To embrace life is to embrace risk.

To paraphrase Farber’s Dean Wormer, “keeping your head down, doing your time and getting through it is no way to get through work, boy.” For some, including many good folks in higher education, everything at work is associated with managing risk, personal and institutional.

When work is the absence of risk, that’s no way to live.

Is the goal of work, more work? Or is it singular achievement. Is it an expression opportunity? Is it enough that you look back on your time at an organization and see lateral and vertical movement, and opportunity for new work? Or do you look back and admire your work as a thing unto itself?

Are you layering on a coat of paint or creating a unique masterpiece that will stand the test of time and define you?

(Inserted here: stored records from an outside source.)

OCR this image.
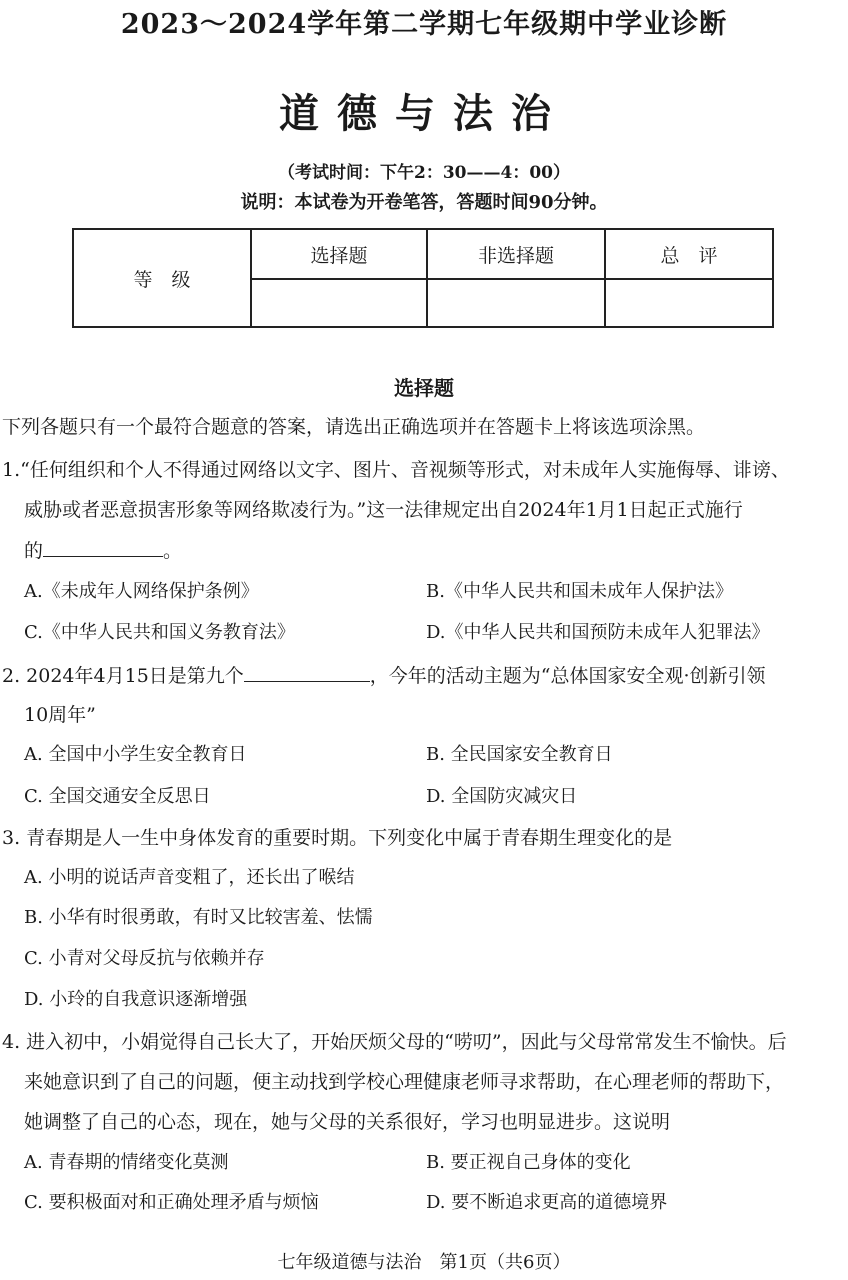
2023～2024学年第二学期七年级期中学业诊断
道德与法治
（考试时间：下午2：30——4：00）
说明：本试卷为开卷笔答，答题时间90分钟。
等　级	选择题	非选择题	总　评

选择题
下列各题只有一个最符合题意的答案，请选出正确选项并在答题卡上将该选项涂黑。
1.“任何组织和个人不得通过网络以文字、图片、音视频等形式，对未成年人实施侮辱、诽谤、
威胁或者恶意损害形象等网络欺凌行为。”这一法律规定出自2024年1月1日起正式施行
的	。
A.《未成年人网络保护条例》	B.《中华人民共和国未成年人保护法》
C.《中华人民共和国义务教育法》	D.《中华人民共和国预防未成年人犯罪法》
2. 2024年4月15日是第九个	，今年的活动主题为“总体国家安全观·创新引领
10周年”
A. 全国中小学生安全教育日	B. 全民国家安全教育日
C. 全国交通安全反思日	D. 全国防灾减灾日
3. 青春期是人一生中身体发育的重要时期。下列变化中属于青春期生理变化的是
A. 小明的说话声音变粗了，还长出了喉结
B. 小华有时很勇敢，有时又比较害羞、怯懦
C. 小青对父母反抗与依赖并存
D. 小玲的自我意识逐渐增强
4. 进入初中，小娟觉得自己长大了，开始厌烦父母的“唠叨”，因此与父母常常发生不愉快。后
来她意识到了自己的问题，便主动找到学校心理健康老师寻求帮助，在心理老师的帮助下，
她调整了自己的心态，现在，她与父母的关系很好，学习也明显进步。这说明
A. 青春期的情绪变化莫测	B. 要正视自己身体的变化
C. 要积极面对和正确处理矛盾与烦恼	D. 要不断追求更高的道德境界
七年级道德与法治　第1页（共6页）
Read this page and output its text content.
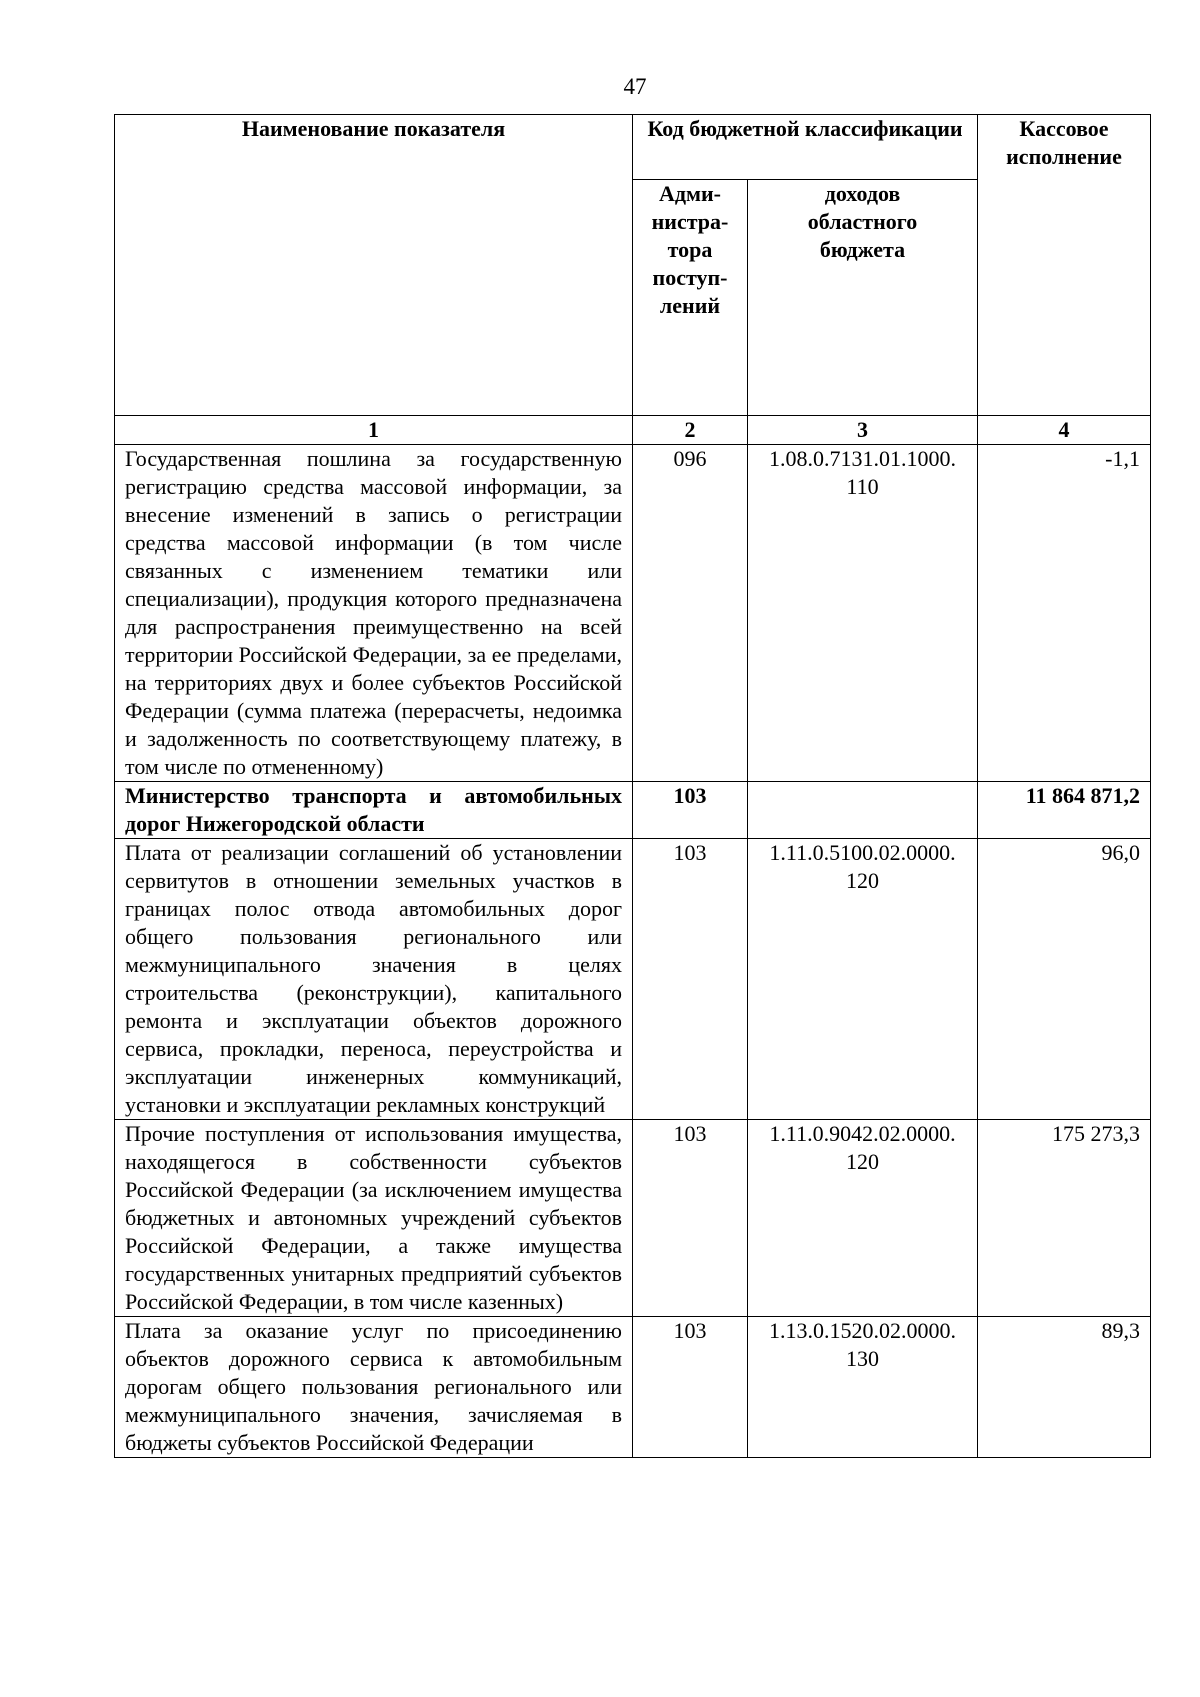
47
Наименование показателя	Код бюджетной классификации		Кассовое
исполнение

	Адми-
нистра-
тора
поступ-
лений	доходов
областного
бюджета	

1	2	3	4
Государственная пошлина за государственную регистрацию средства массовой информации, за внесение изменений в запись о регистрации средства массовой информации (в том числе связанных с изменением тематики или специализации), продукция которого предназначена для распространения преимущественно на всей территории Российской Федерации, за ее пределами, на территориях двух и более субъектов Российской Федерации (сумма платежа (перерасчеты, недоимка и задолженность по соответствующему платежу, в том числе по отмененному)	096	1.08.0.7131.01.1000.
110	-1,1
Министерство транспорта и автомобильных дорог Нижегородской области	103		11 864 871,2
Плата от реализации соглашений об установлении сервитутов в отношении земельных участков в границах полос отвода автомобильных дорог общего пользования регионального или межмуниципального значения в целях строительства (реконструкции), капитального ремонта и эксплуатации объектов дорожного сервиса, прокладки, переноса, переустройства и эксплуатации инженерных коммуникаций, установки и эксплуатации рекламных конструкций	103	1.11.0.5100.02.0000.
120	96,0
Прочие поступления от использования имущества, находящегося в собственности субъектов Российской Федерации (за исключением имущества бюджетных и автономных учреждений субъектов Российской Федерации, а также имущества государственных унитарных предприятий субъектов Российской Федерации, в том числе казенных)	103	1.11.0.9042.02.0000.
120	175 273,3
Плата за оказание услуг по присоединению объектов дорожного сервиса к автомобильным дорогам общего пользования регионального или межмуниципального значения, зачисляемая в бюджеты субъектов Российской Федерации	103	1.13.0.1520.02.0000.
130	89,3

Using a favorite metaphor of mine, when you go to the casino do you go to win, or to lose more slowly? According to most players, for every dollar you wager in a slot machine you will lose 100%. Generally, about 70% of a casino’s gross revenue comes from slot machines. The casinos light the city with winnings from slot players, so that more players can find their way.

It is the house’s game.

The colleges and universities at the top of your competitive sets are “the house” in this metaphor. They have created the rules of engagement. When you play the house game by the house rules, see above. There has been much written about the presence or absence of a higher education bubble. It’s not a bubble. That is just a sensational and scary way to get attention by equating the dynamics of the industry with the far-reaching real estate catastrophe.

No, MOOCaphiles, the category will not burst, nor is the sky falling. However, the bottom will certainly, albeit slowly, fall out. The least of each category will suffer the most. High profile elite institutions will stay calm and educate on. The Chronicle will not cover daily a growing cascade of folding colleges and universities, nor will there be an imminent slate of mergers and consolidations. Instead there will be a deliberate and brutal cleansing.

The attrition will take the shape of wholesale shrinking of lesser-endowed and lesser-regarded institutions. Long-struggling departments will finally fold. Capital investment projects will disappear, footprints will shrink, salaries will be re-adjusted and almost certainly quality will suffer. And a new bottom will be established.

So if you are at the very top of your category, enjoy, invest, educate, repeat. If you are not, perhaps now is the time to take the gamble on yourself and your institution. Invest in yourself, build on your personal story and in the story of your institution and yes, your brand. Your brand is your greatest strategic institutional asset and you can be its most powerful advocate.

But it’s going to be risky, and it’s going to cost more than the slot machines if you want to win.